Title :
Unsupervised multimodal VAD using sequential hierarchy
Author :
Ahmad, Rabiah ; Raza, Syed Paymaan ; Malik, Haroon
Author_Institution :
Inf. Syst., Security & Forensics (ISSF) Lab., Univ. of Michigan, Dearborn, MI, USA
Abstract :
In speech processing systems, the performance of the Voice Activity Detector (VAD) is a bottleneck to the whole system. Traditional VADs are solely based on acoustic features. Additional modality in form of visual information is used to make robust VADs. In this paper, we propose a multimodal VAD based on decision fusion between two modalities. Visual VAD (VVAD) decision vectors are interpolated so that logical operators can be applied to both modalities.
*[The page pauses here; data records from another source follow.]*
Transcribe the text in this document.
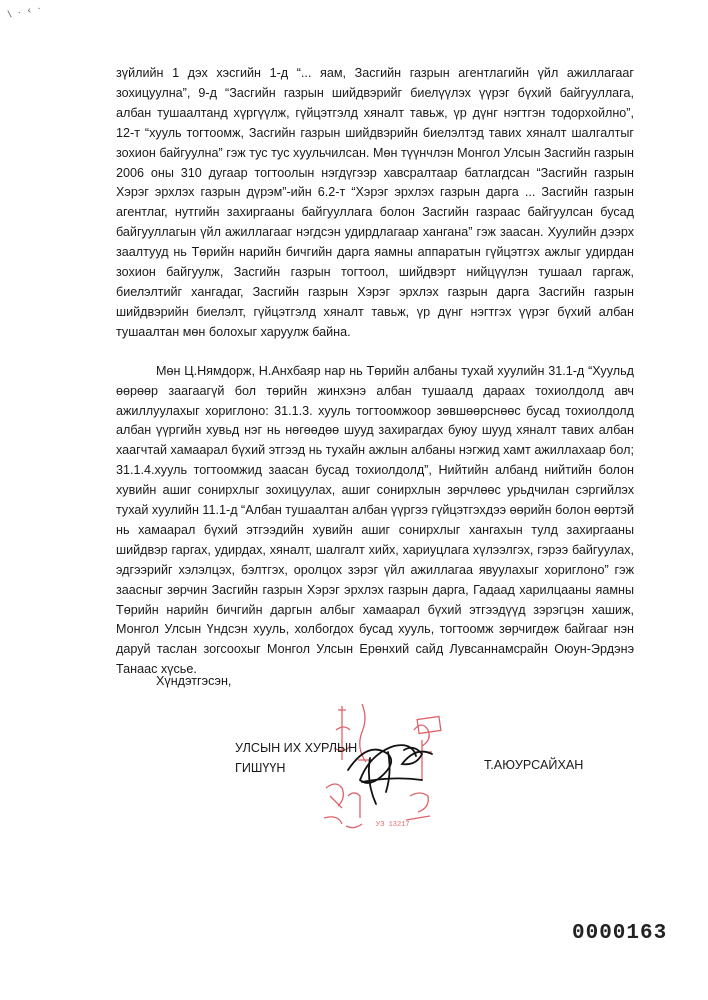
\ · ‹ ·

зүйлийн 1 дэх хэсгийн 1-д “... яам, Засгийн газрын агентлагийн үйл ажиллагааг зохицуулна”, 9-д “Засгийн газрын шийдвэрийг биелүүлэх үүрэг бүхий байгууллага, албан тушаалтанд хүргүүлж, гүйцэтгэлд хяналт тавьж, үр дүнг нэгтгэн тодорхойлно”, 12-т “хууль тогтоомж, Засгийн газрын шийдвэрийн биелэлтэд тавих хяналт шалгалтыг зохион байгуулна” гэж тус тус хуульчилсан. Мөн түүнчлэн Монгол Улсын Засгийн газрын 2006 оны 310 дугаар тогтоолын нэгдүгээр хавсралтаар батлагдсан “Засгийн газрын Хэрэг эрхлэх газрын дүрэм”-ийн 6.2-т “Хэрэг эрхлэх газрын дарга ... Засгийн газрын агентлаг, нутгийн захиргааны байгууллага болон Засгийн газраас байгуулсан бусад байгууллагын үйл ажиллагааг нэгдсэн удирдлагаар хангана” гэж заасан. Хуулийн дээрх заалтууд нь Төрийн нарийн бичгийн дарга яамны аппаратын гүйцэтгэх ажлыг удирдан зохион байгуулж, Засгийн газрын тогтоол, шийдвэрт нийцүүлэн тушаал гаргаж, биелэлтийг хангадаг, Засгийн газрын Хэрэг эрхлэх газрын дарга Засгийн газрын шийдвэрийн биелэлт, гүйцэтгэлд хяналт тавьж, үр дүнг нэгтгэх үүрэг бүхий албан тушаалтан мөн болохыг харуулж байна.

Мөн Ц.Нямдорж, Н.Анхбаяр нар нь Төрийн албаны тухай хуулийн 31.1-д “Хуульд өөрөөр заагаагүй бол төрийн жинхэнэ албан тушаалд дараах тохиолдолд авч ажиллуулахыг хориглоно: 31.1.3. хууль тогтоомжоор зөвшөөрснөөс бусад тохиолдолд албан үүргийн хувьд нэг нь нөгөөдөө шууд захирагдах буюу шууд хяналт тавих албан хаагчтай хамаарал бүхий этгээд нь тухайн ажлын албаны нэгжид хамт ажиллахаар бол; 31.1.4.хууль тогтоомжид заасан бусад тохиолдолд”, Нийтийн албанд нийтийн болон хувийн ашиг сонирхлыг зохицуулах, ашиг сонирхлын зөрчлөөс урьдчилан сэргийлэх тухай хуулийн 11.1-д “Албан тушаалтан албан үүргээ гүйцэтгэхдээ өөрийн болон өөртэй нь хамаарал бүхий этгээдийн хувийн ашиг сонирхлыг хангахын тулд захиргааны шийдвэр гаргах, удирдах, хяналт, шалгалт хийх, хариуцлага хүлээлгэх, гэрээ байгуулах, эдгээрийг хэлэлцэх, бэлтгэх, оролцох зэрэг үйл ажиллагаа явуулахыг хориглоно” гэж заасныг зөрчин Засгийн газрын Хэрэг эрхлэх газрын дарга, Гадаад харилцааны яамны Төрийн нарийн бичгийн даргын албыг хамаарал бүхий этгээдүүд зэрэгцэн хашиж, Монгол Улсын Үндсэн хууль, холбогдох бусад хууль, тогтоомж зөрчигдөж байгааг нэн даруй таслан зогсоохыг Монгол Улсын Ерөнхий сайд Лувсаннамсрайн Оюун-Эрдэнэ Танаас хүсье.

Хүндэтгэсэн,
УЗ 13217
УЛСЫН ИХ ХУРЛЫН
ГИШҮҮН	Т.АЮУРСАЙХАН
0000163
In order to avoid this interpolation, we suggest a sequential arrangement of both subsystems to achieve a multimodal VAD. The proposed method considerably reduces false alarm rates when compared with performance of standalone audio VAD (AVAD).
Keywords :
sensor fusion; signal detection; speech processing; vectors; AVAD; VVAD; audio VAD; decision fusion; false alarm rates; logical operators; speech processing systems; unsupervised multimodal VAD; visual VAD decision vectors; voice activity detector; Data mining; Feature extraction; Noise; Robustness; Speech; Vectors; Visualization;
Conference_Titel :
Computational Intelligence and Data Mining (CIDM), 2013 IEEE Symposium on
Conference_Location :
Singapore
DOI :
10.1109/CIDM.2013.6597233